Ohio Bans Voting Machine 'Sleepovers'
ROBERT SIEGEL, host:
Be it ever so humble, there's no place like the middle-school gymnasium, if that's your polling place. But what about before Election Day? What's the best place to house the voting machines?
Well, for decades, poll workers in two dozen Ohio counties have provided a cozy safe haven for the machines during the final days in the countdown to E-day. They take the machines home.
No more. The Ohio Secretary of State says that practice must end, and I'm going to leave it to Jodi Dibble, deputy director of the Trumbull County Board of Elections. That's in northeastern Ohio. Warren, Ohio is the county seat. I'm going to leave it to you, Ms. Dibble, to share with us the name of this practice.
Ms. JODI DIBBLE (Deputy Director, Trumbull County Board of Elections): She termed it, our secretary of state, as sleepovers.
SIEGEL: Sleepovers for the voting machines.
Ms. DIBBLE: Yes.
SIEGEL: And what's the idea of polling workers taking the machines home with them?
Ms. DIBBLE: Well, there's so much equipment that the poll workers have to take, not only the machine, but all the other information - the signs they have to hang, the ballots, the ballot boxes, the sealed containers, locks, seals, everything to replace before they come back - that we have a choice of delivering them to polling places and leaving them to sit there or have our presiding judges pick them up a day or two before the election and take everything to their homes.
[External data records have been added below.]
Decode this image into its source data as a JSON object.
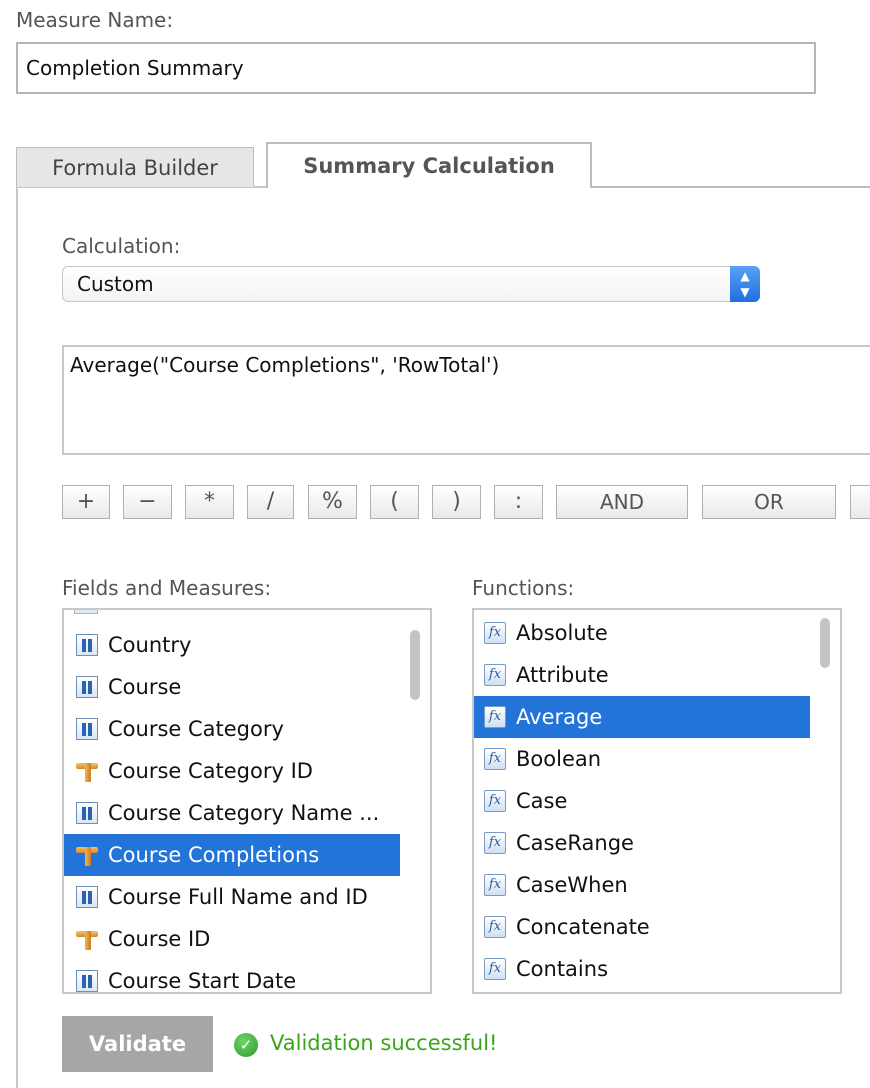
{
  "measure": {
    "label": "Measure Name:",
    "value": "Completion Summary"
  },
  "tabs": [
    {
      "label": "Formula Builder",
      "active": false
    },
    {
      "label": "Summary Calculation",
      "active": true
    }
  ],
  "calculation": {
    "label": "Calculation:",
    "selected": "Custom"
  },
  "formula": {
    "text": "Average(\"Course Completions\", 'RowTotal')"
  },
  "operators": [
    "+",
    "−",
    "*",
    "/",
    "%",
    "(",
    ")",
    ":",
    "AND",
    "OR"
  ],
  "fields": {
    "label": "Fields and Measures:",
    "items": [
      {
        "text": "Country",
        "icon": "field-icon",
        "selected": false
      },
      {
        "text": "Course",
        "icon": "field-icon",
        "selected": false
      },
      {
        "text": "Course Category",
        "icon": "field-icon",
        "selected": false
      },
      {
        "text": "Course Category ID",
        "icon": "measure-icon",
        "selected": false
      },
      {
        "text": "Course Category Name ...",
        "icon": "field-icon",
        "selected": false
      },
      {
        "text": "Course Completions",
        "icon": "measure-icon",
        "selected": true
      },
      {
        "text": "Course Full Name and ID",
        "icon": "field-icon",
        "selected": false
      },
      {
        "text": "Course ID",
        "icon": "measure-icon",
        "selected": false
      },
      {
        "text": "Course Start Date",
        "icon": "field-icon",
        "selected": false
      }
    ]
  },
  "functions": {
    "label": "Functions:",
    "items": [
      {
        "text": "Absolute",
        "selected": false
      },
      {
        "text": "Attribute",
        "selected": false
      },
      {
        "text": "Average",
        "selected": true
      },
      {
        "text": "Boolean",
        "selected": false
      },
      {
        "text": "Case",
        "selected": false
      },
      {
        "text": "CaseRange",
        "selected": false
      },
      {
        "text": "CaseWhen",
        "selected": false
      },
      {
        "text": "Concatenate",
        "selected": false
      },
      {
        "text": "Contains",
        "selected": false
      }
    ]
  },
  "validate": {
    "label": "Validate",
    "status": "Validation successful!"
  },
  "colors": {
    "selection": "#2374d9",
    "success": "#3aa51b",
    "button_disabled": "#a6a6a6"
  }
}
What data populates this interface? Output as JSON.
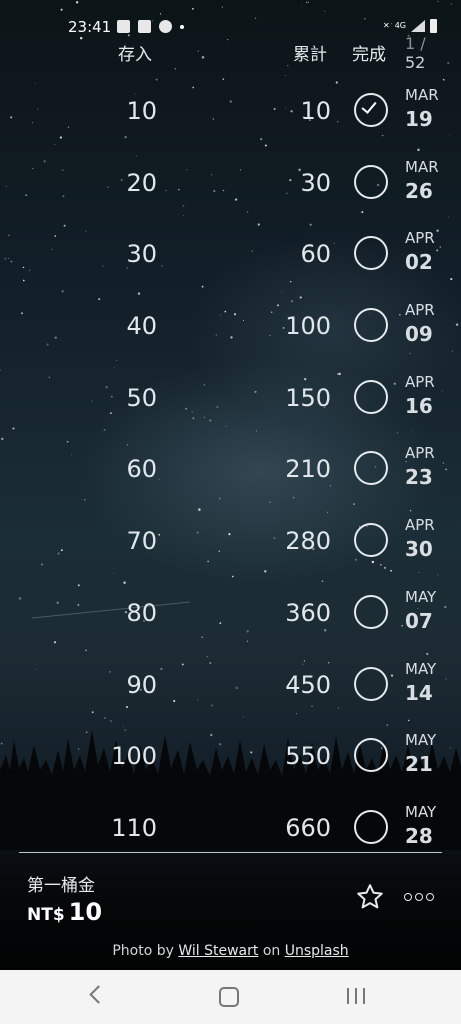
{
  "status_bar": {
    "time": "23:41",
    "network": "4G"
  },
  "header": {
    "deposit": "存入",
    "total": "累計",
    "done": "完成",
    "week_current": "1 /",
    "week_total": "52"
  },
  "rows": [
    {
      "deposit": "10",
      "total": "10",
      "done": true,
      "month": "MAR",
      "day": "19"
    },
    {
      "deposit": "20",
      "total": "30",
      "done": false,
      "month": "MAR",
      "day": "26"
    },
    {
      "deposit": "30",
      "total": "60",
      "done": false,
      "month": "APR",
      "day": "02"
    },
    {
      "deposit": "40",
      "total": "100",
      "done": false,
      "month": "APR",
      "day": "09"
    },
    {
      "deposit": "50",
      "total": "150",
      "done": false,
      "month": "APR",
      "day": "16"
    },
    {
      "deposit": "60",
      "total": "210",
      "done": false,
      "month": "APR",
      "day": "23"
    },
    {
      "deposit": "70",
      "total": "280",
      "done": false,
      "month": "APR",
      "day": "30"
    },
    {
      "deposit": "80",
      "total": "360",
      "done": false,
      "month": "MAY",
      "day": "07"
    },
    {
      "deposit": "90",
      "total": "450",
      "done": false,
      "month": "MAY",
      "day": "14"
    },
    {
      "deposit": "100",
      "total": "550",
      "done": false,
      "month": "MAY",
      "day": "21"
    },
    {
      "deposit": "110",
      "total": "660",
      "done": false,
      "month": "MAY",
      "day": "28"
    }
  ],
  "footer": {
    "goal_name": "第一桶金",
    "currency": "NT$",
    "amount": "10",
    "favorite_icon": "star-outline-icon",
    "more_icon": "more-horizontal-icon"
  },
  "credit": {
    "prefix": "Photo by",
    "author": "Wil Stewart",
    "middle": "on",
    "source": "Unsplash"
  },
  "navbar": {
    "back_icon": "back-chevron-icon",
    "home_icon": "home-icon",
    "recents_icon": "recents-icon"
  }
}
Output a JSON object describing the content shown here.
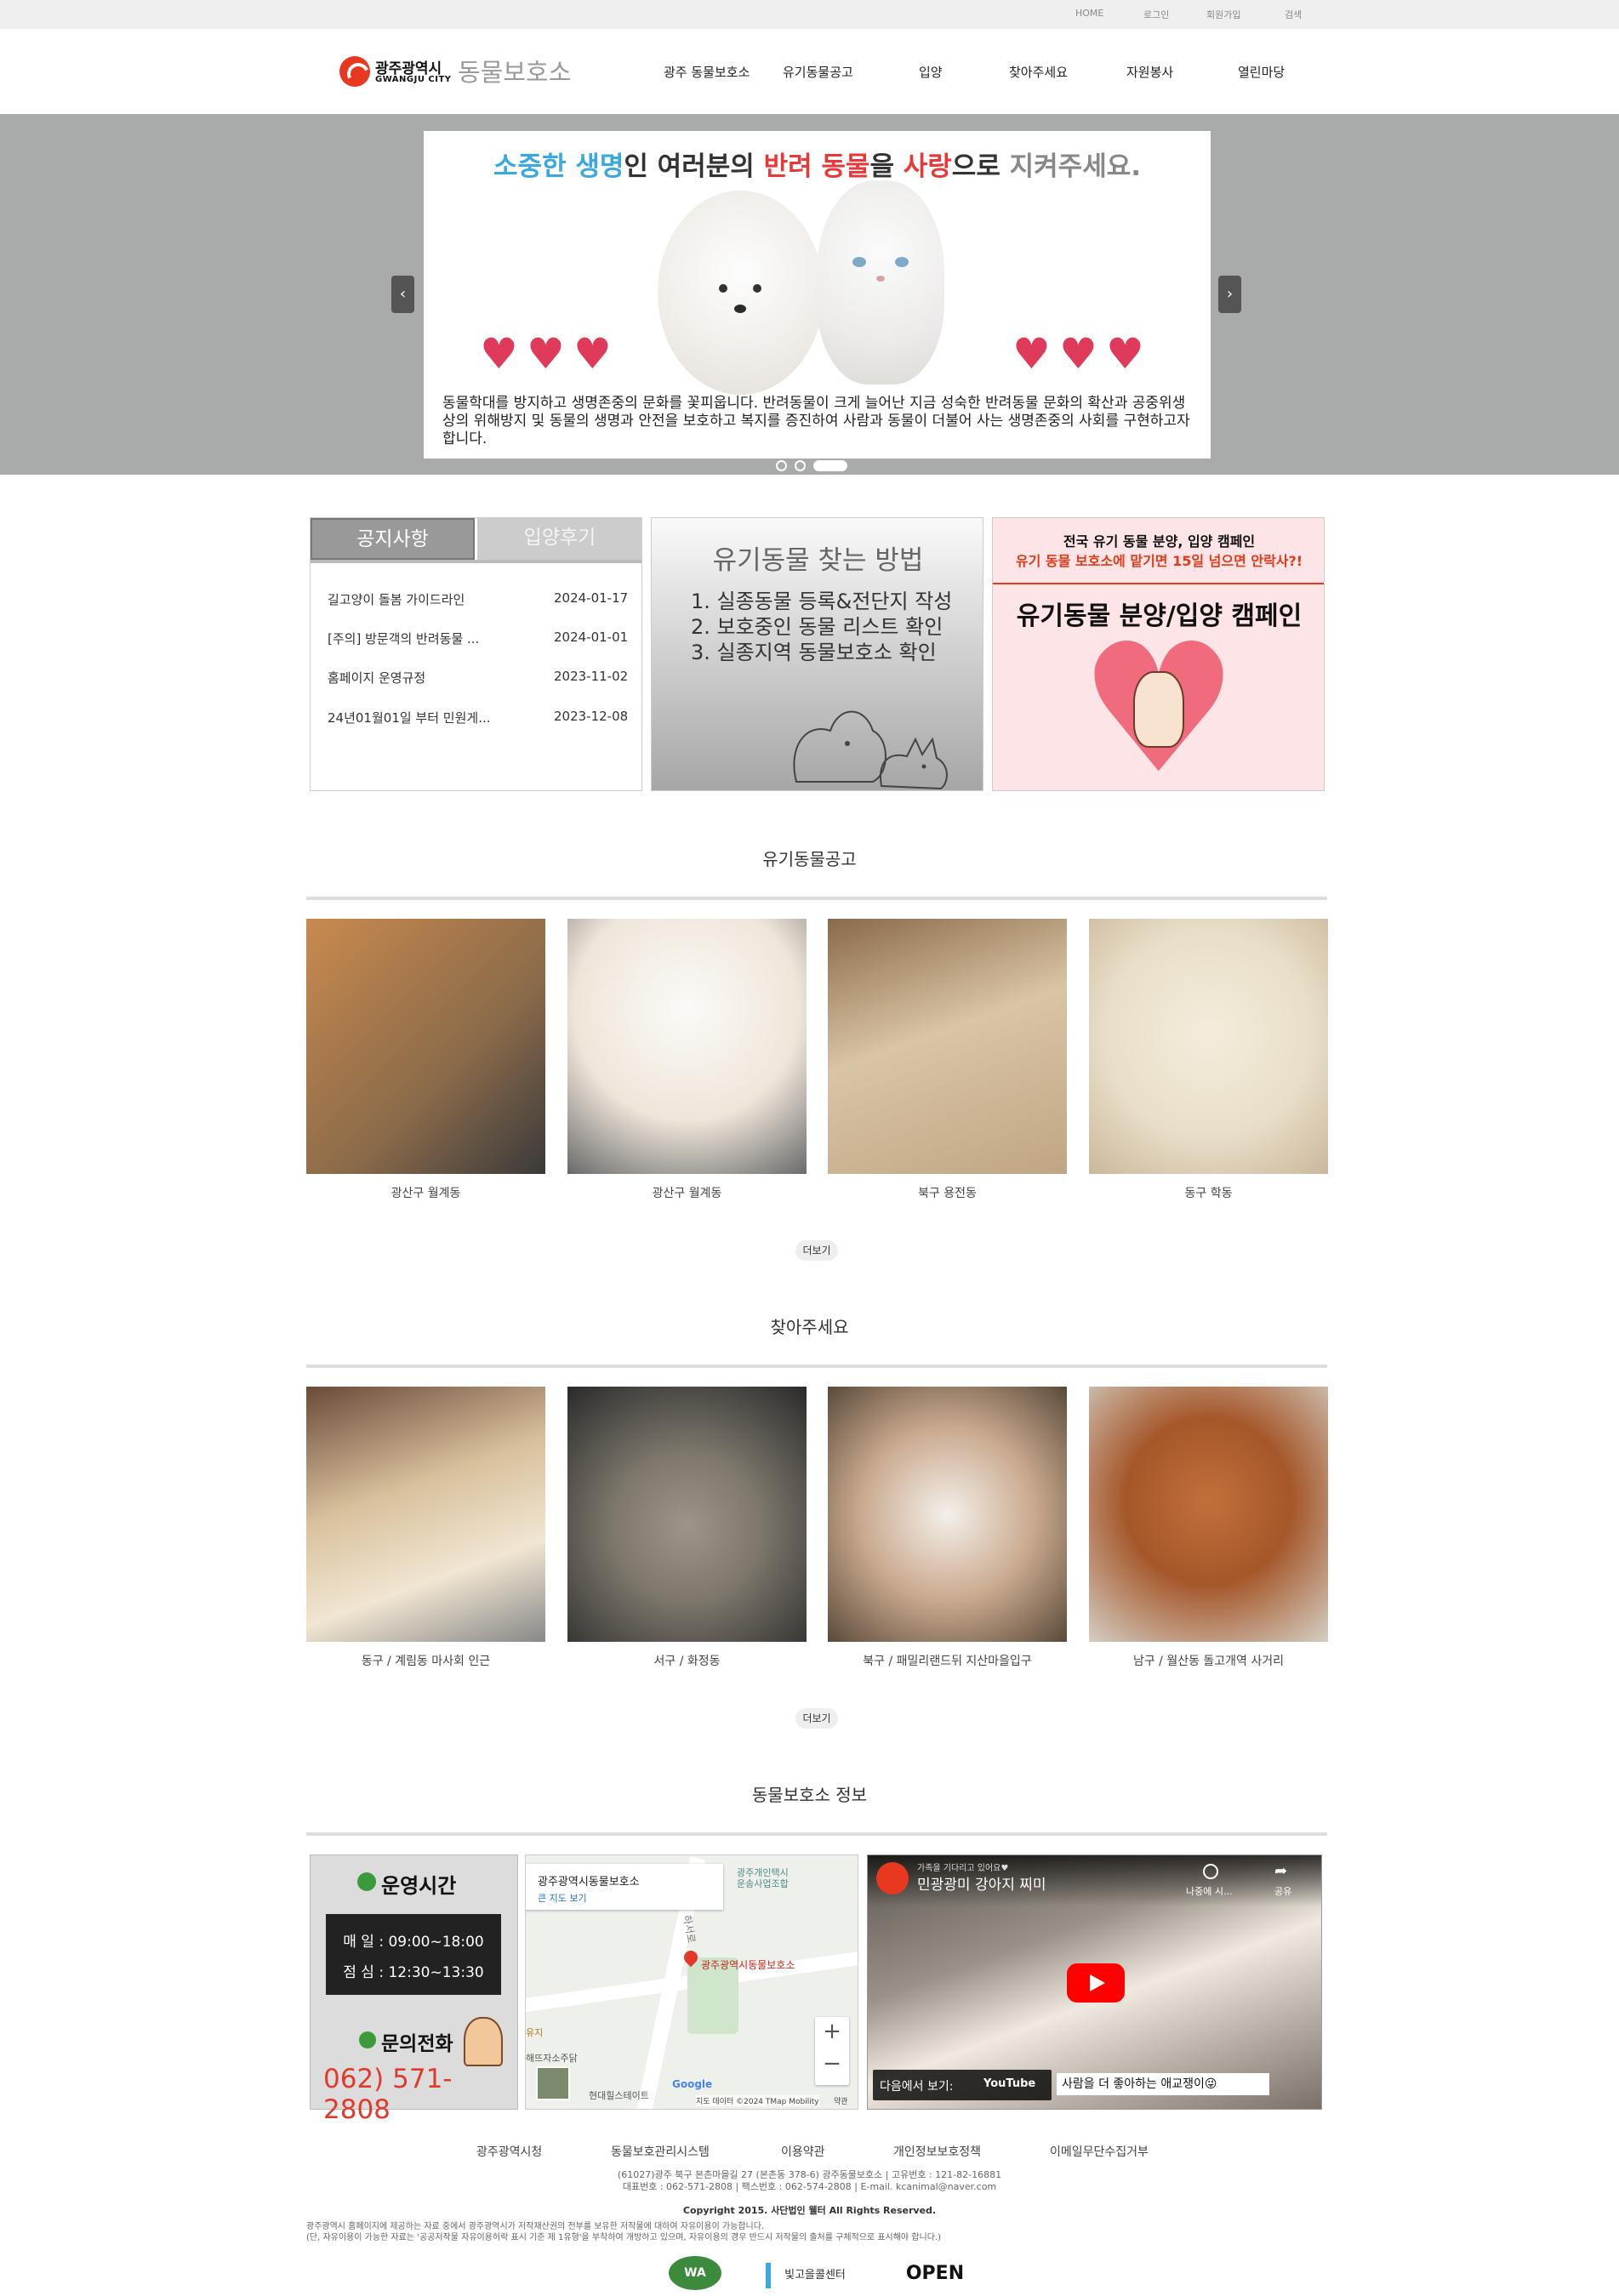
{
  "util": {
    "home": "HOME",
    "login": "로그인",
    "signup": "회원가입",
    "search": "검색"
  },
  "logo": {
    "city_ko": "광주광역시",
    "city_en": "GWANGJU CITY",
    "site": "동물보호소"
  },
  "nav": [
    "광주 동물보호소",
    "유기동물공고",
    "입양",
    "찾아주세요",
    "자원봉사",
    "열린마당"
  ],
  "banner": {
    "head_parts": [
      "소중한 생명",
      "인 여러분의 ",
      "반려 동물",
      "을 ",
      "사랑",
      "으로 ",
      "지켜주세요."
    ],
    "desc": "동물학대를 방지하고 생명존중의 문화를 꽃피웁니다. 반려동물이 크게 늘어난 지금 성숙한 반려동물 문화의 확산과 공중위생상의 위해방지 및 동물의 생명과 안전을 보호하고 복지를 증진하여 사람과 동물이 더불어 사는 생명존중의 사회를 구현하고자 합니다.",
    "prev": "‹",
    "next": "›"
  },
  "notice": {
    "tab_active": "공지사항",
    "tab_inactive": "입양후기",
    "rows": [
      {
        "title": "길고양이 돌봄 가이드라인",
        "date": "2024-01-17"
      },
      {
        "title": "[주의] 방문객의 반려동물 ...",
        "date": "2024-01-01"
      },
      {
        "title": "홈페이지 운영규정",
        "date": "2023-11-02"
      },
      {
        "title": "24년01월01일 부터 민원게...",
        "date": "2023-12-08"
      }
    ]
  },
  "find": {
    "title": "유기동물 찾는 방법",
    "steps": [
      "1. 실종동물 등록&전단지 작성",
      "2. 보호중인 동물 리스트 확인",
      "3. 실종지역 동물보호소 확인"
    ]
  },
  "campaign": {
    "line1": "전국 유기 동물 분양, 입양 캠페인",
    "line2": "유기 동물 보호소에 맡기면 15일 넘으면 안락사?!",
    "title": "유기동물 분양/입양 캠페인"
  },
  "stray": {
    "title": "유기동물공고",
    "items": [
      {
        "label": "광산구 월계동",
        "color": "#c98a4e"
      },
      {
        "label": "광산구 월계동",
        "color": "#efe6da"
      },
      {
        "label": "북구 용전동",
        "color": "#d9c4a6"
      },
      {
        "label": "동구 학동",
        "color": "#e9dfc8"
      }
    ],
    "more": "더보기"
  },
  "lost": {
    "title": "찾아주세요",
    "items": [
      {
        "label": "동구 / 계림동 마사회 인근",
        "color": "#d8c09c"
      },
      {
        "label": "서구 / 화정동",
        "color": "#7d776c"
      },
      {
        "label": "북구 / 패밀리랜드뒤 지산마을입구",
        "color": "#c9a98e"
      },
      {
        "label": "남구 / 월산동 돌고개역 사거리",
        "color": "#a5572a"
      }
    ],
    "more": "더보기"
  },
  "info": {
    "title": "동물보호소 정보",
    "hours_title": "운영시간",
    "hours": [
      "매 일 : 09:00~18:00",
      "점 심 : 12:30~13:30"
    ],
    "phone_title": "문의전화",
    "phone": "062) 571-2808",
    "map": {
      "place": "광주광역시동물보호소",
      "big_map": "큰 지도 보기",
      "marker_label": "광주광역시동물보호소",
      "poi1": "광주개인택시\n운송사업조합",
      "poi2": "유지",
      "poi3": "해뜨자소주닭",
      "poi4": "현대힐스테이트",
      "road": "하서로",
      "credit": "지도 데이터 ©2024 TMap Mobility",
      "terms": "약관",
      "google": "Google"
    },
    "video": {
      "channel": "가족을 기다리고 있어요♥",
      "title": "민광광미 강아지 찌미",
      "watch_later": "나중에 시...",
      "share": "공유",
      "watch_on": "다음에서 보기:",
      "youtube": "YouTube",
      "caption": "사람을 더 좋아하는 애교쟁이😜"
    }
  },
  "footer": {
    "links": [
      "광주광역시청",
      "동물보호관리시스템",
      "이용약관",
      "개인정보보호정책",
      "이메일무단수집거부"
    ],
    "address": "(61027)광주 북구 본촌마을길 27 (본촌동 378-6) 광주동물보호소  |  고유번호 : 121-82-16881",
    "contact": "대표번호 : 062-571-2808  |  팩스번호 : 062-574-2808  |  E-mail. kcanimal@naver.com",
    "copyright": "Copyright 2015. 사단법인 웰터 All Rights Reserved.",
    "notice1": "광주광역시 홈페이지에 제공하는 자료 중에서 광주광역시가 저작재산권의 전부를 보유한 저작물에 대하여 자유이용이 가능합니다.",
    "notice2": "(단, 자유이용이 가능한 자료는 '공공저작물 자유이용허락 표시 기준 제 1유형'을 부착하여 개방하고 있으며, 자유이용의 경우 반드시 저작물의 출처를 구체적으로 표시해야 합니다.)",
    "badge1": "WA",
    "badge2": "빛고을콜센터",
    "badge3": "OPEN"
  }
}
The secretary of state has made her choice, and we will follow it, but you know, in my mind, with our security practices that we have in place, we've never had an incident where anything has ever been tampered with in all the years that we've done the sleepovers.
SIEGEL: Isn't it odd, though, that a couple of days of keeping the voting machines in private houses, where they might be perfectly trustworthy people, something about it seems - it just seems less secure on the face of it than having them even for a few days, you know, locked in some room in a public place.
Ms. DIBBLE: Well, I think that that is her feeling, that this will give the public a better feeling of the security of the machines. So we are looking into how to implement this new directive and rule that she has made. Other counties in the state have already been delivering them and securing them at polling places, so we will do the same.
SIEGEL: Ms. Dibble, I'm just wondering before I let you go, I was just curious whether, apart from the logistics of all this on Election Day, where do you put the voting machines, how do you get them to the polling place at the right time - do you think that for poll workers, there might be just a little civic pride involved in being the keeper of the voting machines for a couple of days at home and the dimension of all this that is maybe not entirely rational but has been of some benefit to people all these years to feel that responsibility?
Ms. DIBBLE: You could be right. I'll be curious to see what the poll workers have to say. They may be happy. They're heavy, you know, and they have to go home, get them out of their car, carry them in the house, because they can't be out in the cold, then they got to - on election morning, they've got to put them back out in their car and they go to the polling place, and then all four poll workers carry them in.
SIEGEL: I bet they love carrying those machines.
Ms. DIBBLE: They're heavy though. They're 35 pounds. If there are four of them, they get heavy. But they probably do take pride in the fact that they have always been trusted to have them, and they take much pride in that they don't tamper with them.
SIEGEL: Well, Ms. Dibble, thank you very much for talking with us.
Ms. DIBBLE: Thank you.
SIEGEL: That's Jodi Dibble, who is deputy director of the Trumbull County, Ohio, Board of Elections. There will be no more sleepovers for voting machines in Ohio.